I’ve started each of the talks with a brief autobiographical account of my involvement in the astronomical world. This is the background for why I strongly believe that Christians who speak about science should at least be scientifically literate. I therefore thought I’d give a brief summary here of my life as an astronomer, with a look at one of the projects I undertook.
I spent just over three years in Tucson, Arizona in the early 1990s, working as a postdoc at the University. I was massively fortunate to have this opportunity – one that I perhaps didn’t quite appreciate at the time as much as I should have done! While there I had about one hundred nights observing, mostly on Kitt Peak, which was then a leading observatory (but has since been overtaken by much bigger ones on higher mountains and in more remote places).
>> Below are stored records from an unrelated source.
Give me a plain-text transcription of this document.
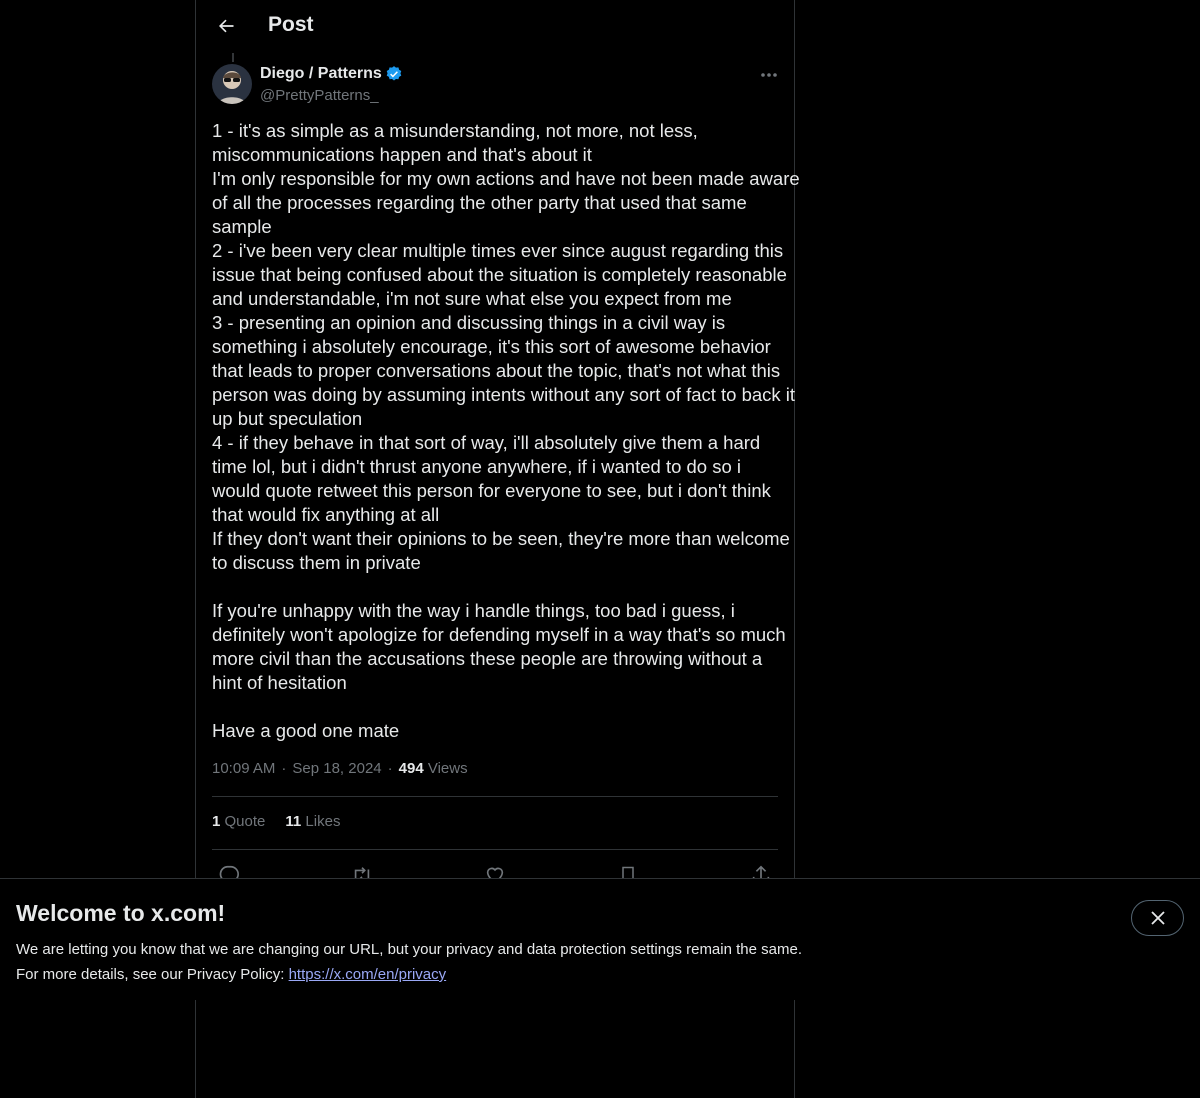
Post
Diego / Patterns
@PrettyPatterns_

1 - it's as simple as a misunderstanding, not more, not less,

miscommunications happen and that's about it

I'm only responsible for my own actions and have not been made aware

of all the processes regarding the other party that used that same

sample

2 - i've been very clear multiple times ever since august regarding this

issue that being confused about the situation is completely reasonable

and understandable, i'm not sure what else you expect from me

3 - presenting an opinion and discussing things in a civil way is

something i absolutely encourage, it's this sort of awesome behavior

that leads to proper conversations about the topic, that's not what this

person was doing by assuming intents without any sort of fact to back it

up but speculation

4 - if they behave in that sort of way, i'll absolutely give them a hard

time lol, but i didn't thrust anyone anywhere, if i wanted to do so i

would quote retweet this person for everyone to see, but i don't think

that would fix anything at all

If they don't want their opinions to be seen, they're more than welcome

to discuss them in private

If you're unhappy with the way i handle things, too bad i guess, i

definitely won't apologize for defending myself in a way that's so much

more civil than the accusations these people are throwing without a

hint of hesitation

Have a good one mate

10:09 AM · Sep 18, 2024 · 494 Views
1 Quote 11 Likes
Welcome to x.com!
We are letting you know that we are changing our URL, but your privacy and data protection settings remain the same.
For more details, see our Privacy Policy: https://x.com/en/privacy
My main research interest was in white dwarfs and old planetary nebulae. When a star like the sun runs out of its nuclear fuel (thus, after it has burned all the hydrogen in its core, and then burned all of the helium), the core of the star collapses to become a white dwarf. Meanwhile, the outer layers lift off into space, for a while becoming a planetary nebula, one of the most beautiful sights in the sky. One example is the Ring Nebula (shown on the right), which is visible with binoculars, but is spectacular when seen with the Hubble Space Telescope; the star at the centre is becoming a white dwarf.
Eventually, as the nebula expands, it becomes buffeted by the ambient wisps and clumps of interstellar gas, into which it eventually dissipates. The focus of my research was on those nebulae which were at this stage, of interacting with this interstellar material.
The research which probably gave me the most satisfaction was on the closest of all the planetary nebulae, which has the unglamorous name of Sh 2-216. I first became interested in it when I was studying white dwarfs at Leicester University – and was intrigued that the nebula has been so buffeted by the surrounding interstellar material that the white dwarf is no longer at the centre.
The nebula is very faint indeed, but spans about 1.6 degrees – far larger than any other then known. The telescope I used was ideal for this project, because it had a wide enough field-of-view for the task. I still had to produce a mosaic of images to cover it, but it was very doable.
It’s an indication of how much technology has improved in the 18 years since then that this nebula is now within the range of amateur observers, for whom it is a rewarding challenge. For example, this image is much prettier!The problem with this research field is that the observations are easy but the theoretical modelling is spectacularly difficult – and it’s not quite as glitzy as quasars and distant galaxies! However an unexpected breakthrough came in 2008 as a result of the work of a team of radio astronomers, who were doing the Canadian Galactic Plane survey. They were very surprised to see it all – indeed, they only detected one other planetary nebula anywhere else in the sky – but the reason it was detectable was because of the interaction between the nebula and its surroundings. Ryan Ransom used the data to measure quantities such as the strength of the ambient magnetic field in the surroundings. However, he also emphasised the difficulties of deducing much more – largely due to the difficulties of the theoretical modelling. Nevertheless, the radio data is an important new angle that significantly improves the understanding of the nebula and its environment.